Конечно, это грубейшее нарушение — стрелять трижды с одной позиции в снайперской дуэли! Но не показывал прибор второго стрелка, некому было меня наказать. И ночь, не видно ничего. Днем бы я так не рискнул.
Забегая вперед, расскажу. Мы после все же добрались до той елки и все там осмотрели. Обустроился же там фриц! К стволу были прибиты две мощные крестовины, укрепленные снизу подкосами, на них положены доски. Несколько ветвей с тыльной стороны были срублены, чтобы не мешали взбираться по привязанному канату. А ветки впереди связаны проволокой, чтобы не дрожали, даже если одну и зацепить! И наконец, позади елки был вырыт окоп, перекрытый сверху бревнами и землей — скорее, небольшой блиндаж. И фрицу, даже если бы его засекли, было достаточно пары секунд, чтобы соскользнуть по канату и укрыться.

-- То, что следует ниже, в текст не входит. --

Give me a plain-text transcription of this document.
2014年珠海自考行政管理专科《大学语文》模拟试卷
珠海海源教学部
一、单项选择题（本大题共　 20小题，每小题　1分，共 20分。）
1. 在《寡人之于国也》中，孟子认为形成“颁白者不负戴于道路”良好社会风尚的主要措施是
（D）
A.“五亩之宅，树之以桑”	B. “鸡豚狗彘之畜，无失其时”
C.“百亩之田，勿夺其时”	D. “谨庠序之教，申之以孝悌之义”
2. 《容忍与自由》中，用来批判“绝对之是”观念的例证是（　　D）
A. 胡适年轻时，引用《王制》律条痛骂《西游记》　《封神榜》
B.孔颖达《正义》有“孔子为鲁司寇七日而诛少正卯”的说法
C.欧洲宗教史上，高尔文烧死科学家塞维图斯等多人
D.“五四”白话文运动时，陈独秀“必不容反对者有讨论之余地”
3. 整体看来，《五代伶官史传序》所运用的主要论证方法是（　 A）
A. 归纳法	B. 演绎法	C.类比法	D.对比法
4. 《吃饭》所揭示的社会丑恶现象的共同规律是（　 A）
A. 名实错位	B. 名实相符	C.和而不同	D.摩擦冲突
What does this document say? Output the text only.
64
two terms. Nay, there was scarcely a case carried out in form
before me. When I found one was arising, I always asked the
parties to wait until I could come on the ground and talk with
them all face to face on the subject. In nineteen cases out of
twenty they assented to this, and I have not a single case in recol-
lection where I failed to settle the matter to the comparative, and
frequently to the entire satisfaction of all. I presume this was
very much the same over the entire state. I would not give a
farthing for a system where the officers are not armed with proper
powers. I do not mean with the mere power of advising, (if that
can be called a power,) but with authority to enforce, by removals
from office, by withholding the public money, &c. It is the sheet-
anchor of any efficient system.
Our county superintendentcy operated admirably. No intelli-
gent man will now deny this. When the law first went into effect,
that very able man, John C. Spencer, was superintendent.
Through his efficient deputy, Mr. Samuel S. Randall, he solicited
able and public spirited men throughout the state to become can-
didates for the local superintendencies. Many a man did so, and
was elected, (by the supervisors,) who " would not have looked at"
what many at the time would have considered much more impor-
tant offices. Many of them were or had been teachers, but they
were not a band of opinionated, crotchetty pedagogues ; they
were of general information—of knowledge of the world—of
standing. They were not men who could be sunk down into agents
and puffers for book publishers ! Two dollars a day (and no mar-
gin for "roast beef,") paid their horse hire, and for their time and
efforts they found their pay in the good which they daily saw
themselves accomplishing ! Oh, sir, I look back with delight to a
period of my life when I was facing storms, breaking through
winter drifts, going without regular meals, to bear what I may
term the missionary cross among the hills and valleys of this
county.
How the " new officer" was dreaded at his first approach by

Конечно же строил все фриц не сам. Как сказали пленные, это был какой-то чин из школы снайперов, в Берлине. И естественно, напряг зольдатен все это колотить. Причем, сцуко, сам остался живой — получив три пули от меня и две от Влада и провалявшись в снегу несколько часов. Его подобрали и вывезли в тыл, правда в тяжелейшем состоянии, может, все же подохнет. Однако в счет его я писать не стал. У меня и так уже сто девять.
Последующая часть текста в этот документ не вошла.